Appendix: The Opening of the Nexus

Here’s the opening of paragraph 103, The Nexus. The emblem occurs at the end of this section.
"I laid the ghost of his gifts at last with a lie," he began suddenly. "Girl! What? Did I mention a girl? Oh, she is out of it—completely. They—the women, I mean—are out of it—should be out of it. We must help them to stay in that beautiful world of their own, lest ours gets worse. Oh, she had to be out of it. You should have heard the disinterred body of Mr. Kurtz saying, 'My Intended.' You would have perceived directly then how completely she was out of it. And the lofty frontal bone of Mr. Kurtz! They say the hair goes on growing sometimes, but this—ah specimen, was impressively bald. The wilderness had patted him on the head, and, behold, it was like a ball—an ivory ball; it had caressed him, and—lo!—he had withered; it had taken him, loved him, embraced him, got into his veins, consumed his flesh, and sealed his soul to its own by the inconceivable ceremonies of some devilish initiation. He was its spoiled and pampered favorite. Ivory? I should think so. Heaps of it, stacks of it. The old mud shanty was bursting with it. You would think there was not a single tusk left either above or below the ground in the whole country. 'Mostly fossil,' the manager had remarked disparagingly. It was no more fossil than I am; but they call it fossil when it is dug up. It appears these niggers do bury the tusks sometimes—but evidently they couldn't bury this parcel deep enough to save the gifted Mr. Kurtz from his fate. We filled the steamboat with it, and had to pile a lot on the deck. Thus he could see and enjoy as long as he could see, because the appreciation of this favor had remained with him to the last. You should have heard him say, 'My ivory.' Oh yes, I heard him. 'My Intended, my ivory, my station, my river, my—' everything belonged to him.

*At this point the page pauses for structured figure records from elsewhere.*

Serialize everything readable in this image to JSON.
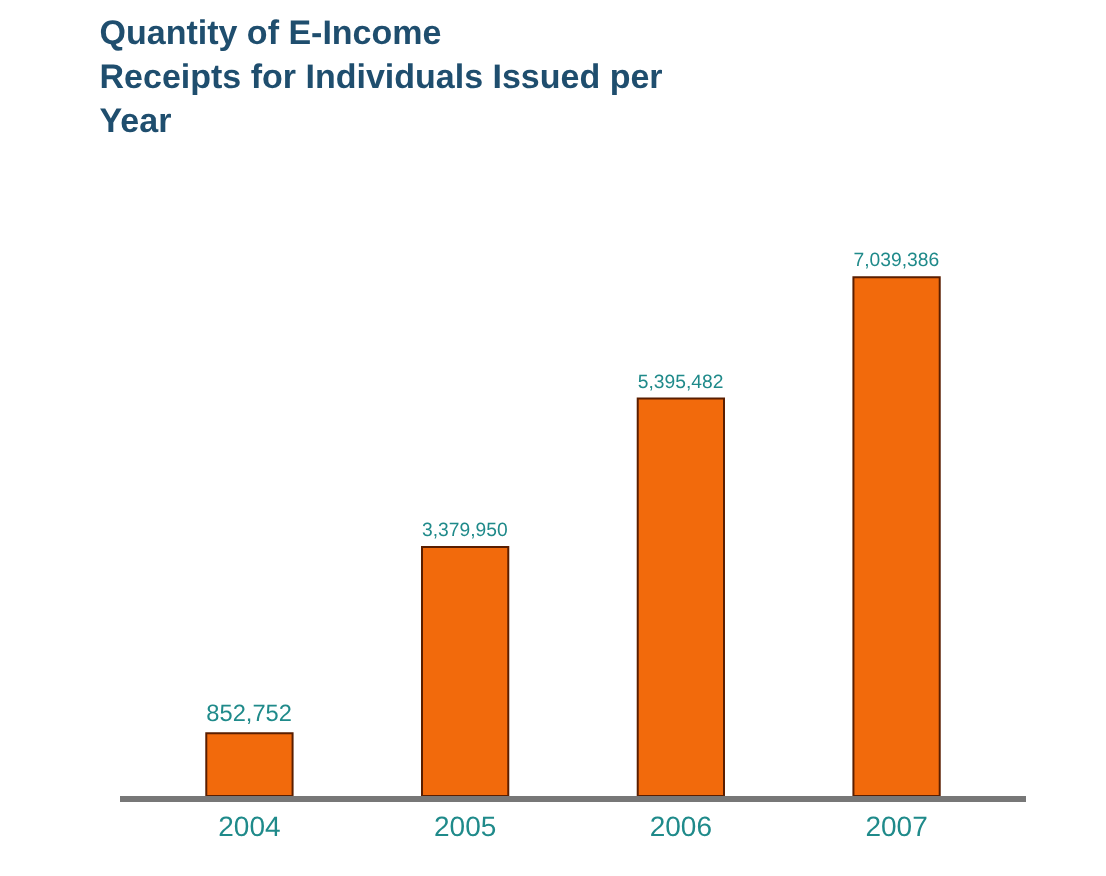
{
  "chart_data": {
    "type": "bar",
    "title": "Quantity of E-Income\nReceipts for Individuals Issued per\nYear",
    "categories": [
      "2004",
      "2005",
      "2006",
      "2007"
    ],
    "values": [
      852752,
      3379950,
      5395482,
      7039386
    ],
    "value_labels": [
      "852,752",
      "3,379,950",
      "5,395,482",
      "7,039,386"
    ],
    "color": "#f26a0c"
  }
}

* Reading an earlier version of this post, where I hadn’t mentioned LSA, Matt Jockers pointed out to me that I haven't indicated how this distance is to be calculated. That's why we have others look over our work. Still, there must be techniques for estimating distances between word types in texts. Hence, LSA. I’m assuming – as I can’t quite follow the technical details – that it produces the information we’d need to perform the necessary calculations of distance.

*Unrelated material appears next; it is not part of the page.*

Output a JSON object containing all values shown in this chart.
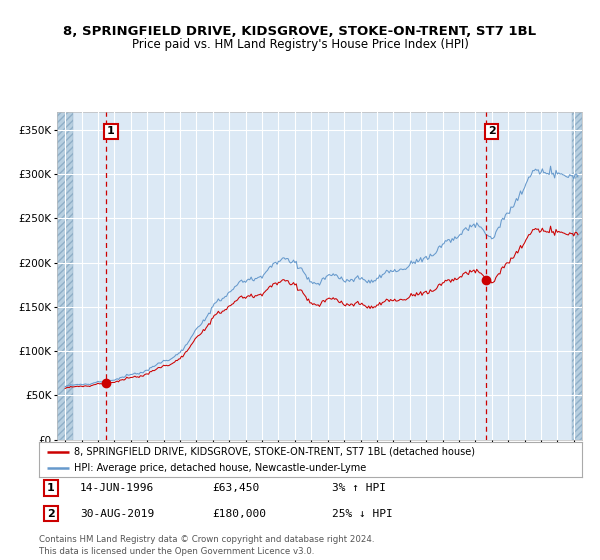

All I'm after is a way of creating a reduced graph where the edges connect words that are more closely related than those in the emblem phrase. I don't really need to have numeric values associated with edge length as long as I have reason to believe that the pairs connected in the reduced text graph really are more closely related than those that aren't connected. For example, we might be able to use Word Net to determine which words are closely related and connect only those in the reduced text graph.

  1. Working out the relationship between my- him. gives you the relationship between my-everything...

    I can't make the calculation, can come up with a range, but it looks the most difficult one reading it cold.